If you have a teenager, you’ve likely noticed that they tend to sleep half the day away when Saturday rolls around. Maybe you’re not surprised — teens aren’t particularly well known for their early bedtimes, either. And when the alarm begins to screech at 6:00 on Monday morning, it probably seems like everyone hears it but them, making school mornings an exercise in mutual torture. Even if you have a kid who can’t get enough of algebra, getting them up and moving in time for the bell isn’t always easy.
Frustrating? Maybe. Another thing to chalk up to the joys of adolescent laziness? Maybe not. More and more parents and experts are calling for later school start times, and not just because they’re going gray prematurely.
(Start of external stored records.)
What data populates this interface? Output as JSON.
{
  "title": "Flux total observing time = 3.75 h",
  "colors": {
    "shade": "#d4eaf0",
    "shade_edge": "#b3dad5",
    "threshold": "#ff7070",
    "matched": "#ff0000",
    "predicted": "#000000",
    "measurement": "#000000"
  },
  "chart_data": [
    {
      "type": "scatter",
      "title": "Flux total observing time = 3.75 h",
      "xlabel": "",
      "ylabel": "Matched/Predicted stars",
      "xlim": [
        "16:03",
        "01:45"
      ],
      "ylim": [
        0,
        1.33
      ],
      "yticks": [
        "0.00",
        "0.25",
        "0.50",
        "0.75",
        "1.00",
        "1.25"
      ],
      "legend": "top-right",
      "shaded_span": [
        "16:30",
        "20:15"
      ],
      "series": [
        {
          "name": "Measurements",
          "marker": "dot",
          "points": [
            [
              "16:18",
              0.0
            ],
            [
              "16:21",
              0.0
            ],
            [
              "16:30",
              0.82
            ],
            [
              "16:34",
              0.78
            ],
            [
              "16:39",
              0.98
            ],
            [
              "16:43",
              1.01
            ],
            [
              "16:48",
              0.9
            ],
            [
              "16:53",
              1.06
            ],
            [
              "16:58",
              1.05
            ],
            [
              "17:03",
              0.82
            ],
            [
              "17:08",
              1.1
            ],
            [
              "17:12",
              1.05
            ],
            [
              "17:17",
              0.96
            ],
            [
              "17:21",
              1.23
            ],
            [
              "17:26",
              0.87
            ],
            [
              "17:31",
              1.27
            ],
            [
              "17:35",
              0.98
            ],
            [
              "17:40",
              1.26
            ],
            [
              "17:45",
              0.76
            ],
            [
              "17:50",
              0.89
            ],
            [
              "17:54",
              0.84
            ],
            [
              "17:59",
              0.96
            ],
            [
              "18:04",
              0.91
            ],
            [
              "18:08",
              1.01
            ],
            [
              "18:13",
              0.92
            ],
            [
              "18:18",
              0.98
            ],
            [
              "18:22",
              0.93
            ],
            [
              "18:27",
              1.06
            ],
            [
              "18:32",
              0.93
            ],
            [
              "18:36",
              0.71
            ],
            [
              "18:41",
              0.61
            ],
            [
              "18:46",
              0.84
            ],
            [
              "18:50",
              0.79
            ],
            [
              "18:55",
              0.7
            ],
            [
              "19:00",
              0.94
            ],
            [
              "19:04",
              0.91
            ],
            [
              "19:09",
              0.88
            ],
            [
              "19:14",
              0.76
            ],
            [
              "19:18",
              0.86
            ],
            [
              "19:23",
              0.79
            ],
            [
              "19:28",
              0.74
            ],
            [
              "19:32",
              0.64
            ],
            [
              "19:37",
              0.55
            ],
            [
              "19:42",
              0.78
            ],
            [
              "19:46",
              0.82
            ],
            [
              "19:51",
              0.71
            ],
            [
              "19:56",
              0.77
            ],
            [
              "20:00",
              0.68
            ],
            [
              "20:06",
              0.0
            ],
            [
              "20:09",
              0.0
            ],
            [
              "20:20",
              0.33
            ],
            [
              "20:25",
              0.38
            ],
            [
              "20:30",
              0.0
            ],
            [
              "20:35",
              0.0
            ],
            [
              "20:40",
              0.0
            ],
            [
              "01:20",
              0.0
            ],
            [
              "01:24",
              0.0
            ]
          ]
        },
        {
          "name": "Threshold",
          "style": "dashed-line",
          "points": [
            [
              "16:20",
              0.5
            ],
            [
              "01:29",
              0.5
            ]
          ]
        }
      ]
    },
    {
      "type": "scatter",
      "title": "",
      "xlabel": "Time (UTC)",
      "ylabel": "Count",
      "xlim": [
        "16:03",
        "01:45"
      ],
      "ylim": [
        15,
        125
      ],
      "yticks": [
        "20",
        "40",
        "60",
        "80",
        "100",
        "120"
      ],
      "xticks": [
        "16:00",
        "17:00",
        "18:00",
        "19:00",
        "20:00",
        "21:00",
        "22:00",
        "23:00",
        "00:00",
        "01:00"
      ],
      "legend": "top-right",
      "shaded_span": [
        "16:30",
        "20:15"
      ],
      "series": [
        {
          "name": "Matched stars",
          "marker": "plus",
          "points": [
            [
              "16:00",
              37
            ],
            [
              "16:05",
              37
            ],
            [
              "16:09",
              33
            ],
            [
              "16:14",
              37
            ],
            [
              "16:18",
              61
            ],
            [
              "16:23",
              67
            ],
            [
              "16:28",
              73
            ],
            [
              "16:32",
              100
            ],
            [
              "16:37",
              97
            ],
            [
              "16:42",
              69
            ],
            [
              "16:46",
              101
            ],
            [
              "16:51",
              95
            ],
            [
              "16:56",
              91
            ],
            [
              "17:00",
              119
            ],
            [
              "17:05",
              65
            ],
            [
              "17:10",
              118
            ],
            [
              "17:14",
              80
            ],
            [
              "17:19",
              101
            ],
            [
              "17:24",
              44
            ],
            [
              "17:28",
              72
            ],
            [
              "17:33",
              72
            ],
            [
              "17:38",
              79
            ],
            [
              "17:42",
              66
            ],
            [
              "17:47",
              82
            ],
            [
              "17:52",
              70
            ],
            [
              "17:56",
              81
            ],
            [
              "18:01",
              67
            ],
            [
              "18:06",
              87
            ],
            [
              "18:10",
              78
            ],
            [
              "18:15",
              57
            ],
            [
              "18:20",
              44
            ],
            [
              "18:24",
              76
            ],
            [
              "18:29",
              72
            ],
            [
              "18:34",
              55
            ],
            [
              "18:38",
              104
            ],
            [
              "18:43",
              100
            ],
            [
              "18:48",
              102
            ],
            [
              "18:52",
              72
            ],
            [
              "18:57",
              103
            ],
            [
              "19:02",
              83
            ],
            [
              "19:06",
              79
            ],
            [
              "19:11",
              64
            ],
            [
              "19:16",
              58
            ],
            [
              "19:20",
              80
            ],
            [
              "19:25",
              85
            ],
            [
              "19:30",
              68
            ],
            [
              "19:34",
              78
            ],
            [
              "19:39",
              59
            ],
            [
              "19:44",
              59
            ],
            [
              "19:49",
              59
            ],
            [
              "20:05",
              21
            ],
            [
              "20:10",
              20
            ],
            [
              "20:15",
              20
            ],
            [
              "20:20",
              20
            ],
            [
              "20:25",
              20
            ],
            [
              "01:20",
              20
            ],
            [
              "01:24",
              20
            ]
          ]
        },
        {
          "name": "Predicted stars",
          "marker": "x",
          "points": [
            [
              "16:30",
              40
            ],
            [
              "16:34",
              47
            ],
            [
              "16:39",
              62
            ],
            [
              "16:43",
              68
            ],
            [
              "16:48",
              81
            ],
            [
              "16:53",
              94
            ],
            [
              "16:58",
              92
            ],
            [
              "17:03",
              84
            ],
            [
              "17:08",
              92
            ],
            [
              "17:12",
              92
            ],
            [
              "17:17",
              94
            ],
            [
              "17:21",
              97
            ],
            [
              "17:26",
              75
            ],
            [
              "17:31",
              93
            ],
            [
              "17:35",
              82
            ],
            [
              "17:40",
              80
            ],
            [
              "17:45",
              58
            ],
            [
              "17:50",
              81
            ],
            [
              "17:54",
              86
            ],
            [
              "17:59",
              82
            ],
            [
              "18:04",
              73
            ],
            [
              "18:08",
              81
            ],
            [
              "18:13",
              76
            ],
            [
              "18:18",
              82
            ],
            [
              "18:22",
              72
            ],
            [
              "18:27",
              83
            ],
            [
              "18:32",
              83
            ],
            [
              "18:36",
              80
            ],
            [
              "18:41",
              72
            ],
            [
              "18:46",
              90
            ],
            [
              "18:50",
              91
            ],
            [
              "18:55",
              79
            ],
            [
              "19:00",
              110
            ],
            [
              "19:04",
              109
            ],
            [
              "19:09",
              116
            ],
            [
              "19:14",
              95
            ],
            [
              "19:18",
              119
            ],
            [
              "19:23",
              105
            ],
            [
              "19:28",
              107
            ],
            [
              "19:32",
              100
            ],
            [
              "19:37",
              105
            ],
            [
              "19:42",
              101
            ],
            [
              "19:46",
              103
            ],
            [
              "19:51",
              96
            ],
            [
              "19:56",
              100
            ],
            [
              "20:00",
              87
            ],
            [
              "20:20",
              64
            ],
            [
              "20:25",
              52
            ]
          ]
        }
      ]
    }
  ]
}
There’s evidence that shows that kids need more sleep as they approach adolescence: about nine hours on average, as compared to the seven hours or less most report getting. What’s more, they need it later than they once did.
You can thank melatonin for that. Melatonin is a hormone that’s made in the pineal gland, which comes to life when the sun goes down. As children enter puberty, their bodies secrete melatonin later in the day than it once did, even in optimal sleep environments that are dark and quiet. As a result, the onset of sleep shifts to later times. Translation: The whole sleep-wake cycle goes bonkers.
So when your child starts dozing off in class and sleeping through quizzes, it might not just be because they like to annoy you.
Are later school times the answer? They could be. More and more studies are showing at least some improvement in teens’ academic achievement in schools that ring the bell a little later. Compared to schools with early school start times, schools that started at 8:30 in the morning or later had a marked overall academic improvement in their newly well-rested teen students.
Even without the promise of better grades and cognitive function, there’s another very good reason to consider later school start times: your child’s safety.
Sleep deprivation is a well known risk factor when it comes to automobile and athletic accidents. Among other things, sleep deficiency can cause a slowed reaction time. A newly-minted driver’s license in the hands of the sleep deprived can be a dangerous thing, especially considering that the majority of adolescent unintentional injuries — the leading cause of death among teens — occur in an automobile accident.
Throw in the standard sense of teen invincibility and a cell phone, and you’ve got a recipe for disaster. Keeping your kids well-rested could mean keeping them at the top of the class, but more importantly, it could keep them safe. Is there anything more important to a parent than that?
What do you think? Are early school start times here to stay? Or should we let sleeping teens lay?